TRENTON – The Partnership for a Drug-Free New Jersey’s (PDFNJ) Center for Prevention Research (CPR) released the results of its 2010 Tracking Survey of Parents’ Attitudes & Behaviors Toward Drug and Alcohol Abuse Prevention which once again found that the more frequently a family has a meal together the more parents feel that their opinions have an influence in their child’s decision on whether to use drugs or alcohol.  The study also found that parents continue to see prescription drug abuse as a serious threat in New Jersey.

“The role of parents in their child’s decision to use and abuse drugs is once again confirmed through this recent research,” explained, Joseph A. Miele, chairman of PDFNJ. “The 2010 Tracking Survey of Parents’ Attitudes & Behaviors Toward Drug and Alcohol Abuse Prevention shows that New Jersey parents, by the simple act of eating a meal with their child, are creating an environment for their children to feel comfortable about approaching them with discussions about drugs and alcohol.”


According to Miele, the study found parents who frequently have meals with their child (5 or more times a week) are more likely than those who eat together as a family less often to feel that they have “a lot” of influence on their child’s attitude towards alcohol (91% versus 84%), and toward drugs (94% versus 89%)).

In 2010 more parents feel that their opinions are very important when it comes to their child’s decision whether or not to use drugs.  Since 2009 more parents are likely to feel their opinion is very important (84% vs. 79%, 2009). “This finding points to the fact that New Jersey parents are becoming increasingly more aware of their role in influencing their child’s behavior,” noted PDFNJ Executive Director Angelo M. Valente. He explained that the study found that three-quarters  of parents think that a major reason kids use drugs is because they think that being high feels good (77%). Seven in ten parents think kids use drugs to help them forget their troubles (70%).

Valente further explained that the study found that more parents think kids are getting drugs from their peers than from drug dealers.  More than four in ten parents think that children are getting drugs from their classmates (43%) and one-third think they are getting them from friends (33%), while fewer than one in five cite dealers (16%).
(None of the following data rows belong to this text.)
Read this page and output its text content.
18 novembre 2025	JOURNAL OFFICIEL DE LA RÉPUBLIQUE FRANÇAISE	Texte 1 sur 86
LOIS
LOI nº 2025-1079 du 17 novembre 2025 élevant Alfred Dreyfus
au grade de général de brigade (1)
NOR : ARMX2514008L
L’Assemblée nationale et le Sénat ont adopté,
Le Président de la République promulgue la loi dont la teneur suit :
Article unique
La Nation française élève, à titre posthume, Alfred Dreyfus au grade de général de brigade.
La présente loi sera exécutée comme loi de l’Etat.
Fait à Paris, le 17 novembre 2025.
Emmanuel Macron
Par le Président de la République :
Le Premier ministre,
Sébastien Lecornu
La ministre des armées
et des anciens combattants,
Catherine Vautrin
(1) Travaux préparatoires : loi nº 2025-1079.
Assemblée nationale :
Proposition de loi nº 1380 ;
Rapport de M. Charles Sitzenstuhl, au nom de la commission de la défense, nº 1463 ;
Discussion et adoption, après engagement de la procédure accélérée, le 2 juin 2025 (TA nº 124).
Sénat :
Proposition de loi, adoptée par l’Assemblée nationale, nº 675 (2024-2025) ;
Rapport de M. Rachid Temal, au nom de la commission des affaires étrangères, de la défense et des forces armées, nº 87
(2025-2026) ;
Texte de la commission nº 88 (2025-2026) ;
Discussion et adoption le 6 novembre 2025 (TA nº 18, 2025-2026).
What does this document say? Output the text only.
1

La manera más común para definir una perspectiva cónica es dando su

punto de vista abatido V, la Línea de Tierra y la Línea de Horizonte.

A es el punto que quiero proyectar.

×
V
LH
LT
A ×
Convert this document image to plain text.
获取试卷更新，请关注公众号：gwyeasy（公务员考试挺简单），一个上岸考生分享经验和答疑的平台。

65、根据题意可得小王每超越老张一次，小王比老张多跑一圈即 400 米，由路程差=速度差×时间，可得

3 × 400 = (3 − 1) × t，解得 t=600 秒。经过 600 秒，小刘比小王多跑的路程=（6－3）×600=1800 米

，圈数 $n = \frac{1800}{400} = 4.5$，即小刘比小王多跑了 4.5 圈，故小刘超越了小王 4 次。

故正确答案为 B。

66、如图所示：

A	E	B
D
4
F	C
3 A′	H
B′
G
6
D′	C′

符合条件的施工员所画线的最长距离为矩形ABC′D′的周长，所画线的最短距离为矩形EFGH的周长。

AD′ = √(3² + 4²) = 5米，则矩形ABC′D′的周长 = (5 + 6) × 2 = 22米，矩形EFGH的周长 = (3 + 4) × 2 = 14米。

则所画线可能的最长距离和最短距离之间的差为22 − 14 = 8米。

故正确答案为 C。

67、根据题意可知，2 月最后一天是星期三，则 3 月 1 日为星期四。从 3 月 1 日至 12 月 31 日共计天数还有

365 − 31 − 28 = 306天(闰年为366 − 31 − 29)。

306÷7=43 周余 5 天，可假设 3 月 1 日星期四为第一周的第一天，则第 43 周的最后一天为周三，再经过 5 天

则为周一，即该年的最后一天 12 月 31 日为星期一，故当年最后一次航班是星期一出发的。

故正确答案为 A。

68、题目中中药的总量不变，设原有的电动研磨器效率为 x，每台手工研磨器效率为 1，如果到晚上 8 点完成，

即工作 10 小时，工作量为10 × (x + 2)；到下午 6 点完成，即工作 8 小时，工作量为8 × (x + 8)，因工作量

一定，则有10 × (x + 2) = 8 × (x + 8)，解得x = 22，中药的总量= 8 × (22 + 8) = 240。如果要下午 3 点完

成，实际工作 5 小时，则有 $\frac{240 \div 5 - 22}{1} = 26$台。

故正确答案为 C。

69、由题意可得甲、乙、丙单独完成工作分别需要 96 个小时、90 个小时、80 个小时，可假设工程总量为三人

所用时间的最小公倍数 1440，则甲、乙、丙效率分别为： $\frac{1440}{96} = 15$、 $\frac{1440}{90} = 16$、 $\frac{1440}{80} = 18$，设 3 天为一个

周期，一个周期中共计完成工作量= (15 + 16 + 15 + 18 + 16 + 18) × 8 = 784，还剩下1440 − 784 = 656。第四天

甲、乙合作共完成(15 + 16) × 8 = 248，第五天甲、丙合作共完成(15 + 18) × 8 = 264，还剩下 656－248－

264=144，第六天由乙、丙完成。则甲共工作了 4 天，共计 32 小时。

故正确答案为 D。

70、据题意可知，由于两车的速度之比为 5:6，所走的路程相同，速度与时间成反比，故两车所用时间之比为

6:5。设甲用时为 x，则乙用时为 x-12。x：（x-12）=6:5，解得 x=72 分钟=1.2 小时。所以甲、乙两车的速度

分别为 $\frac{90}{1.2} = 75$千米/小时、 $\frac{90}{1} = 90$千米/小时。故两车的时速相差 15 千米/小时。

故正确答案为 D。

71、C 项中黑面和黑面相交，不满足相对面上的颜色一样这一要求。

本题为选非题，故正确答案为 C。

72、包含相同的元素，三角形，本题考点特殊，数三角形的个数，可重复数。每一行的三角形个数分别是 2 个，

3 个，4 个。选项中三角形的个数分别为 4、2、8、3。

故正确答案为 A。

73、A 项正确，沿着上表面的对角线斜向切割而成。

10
New Jersey parents are realizing the growing dangers of prescription drug abuse, Valente explained.  He noted that two-thirds of parents (67%) feel that kids get prescription and over-the-counter drugs from their own home medicine cabinet, and that more than four in ten parents (41%) say they have taken steps to secure their home medicine cabinet. Valente added that over 51% of New Jersey parents said they would be interested in a program to help dispose of unused, unwanted, and expired medicine during a local disposal day such as the upcoming American Medicine Chest Challenge ( on Nov. 13.

The PDFNJ Survey of Parents’ Attitudes & Behaviors toward Drug Prevention, an annual survey currently in its fifth year, polled a sample of over 502 parents with children ages 12 to 15. The sample was randomly drawn from a listed sample and conducted between January 21- February 4, 2010. Data were weighted to New Jersey census data for key demographics of households with children ages 12-15. The margin of error at the 95% confidence level is +/- 5 percentage points for the total sample.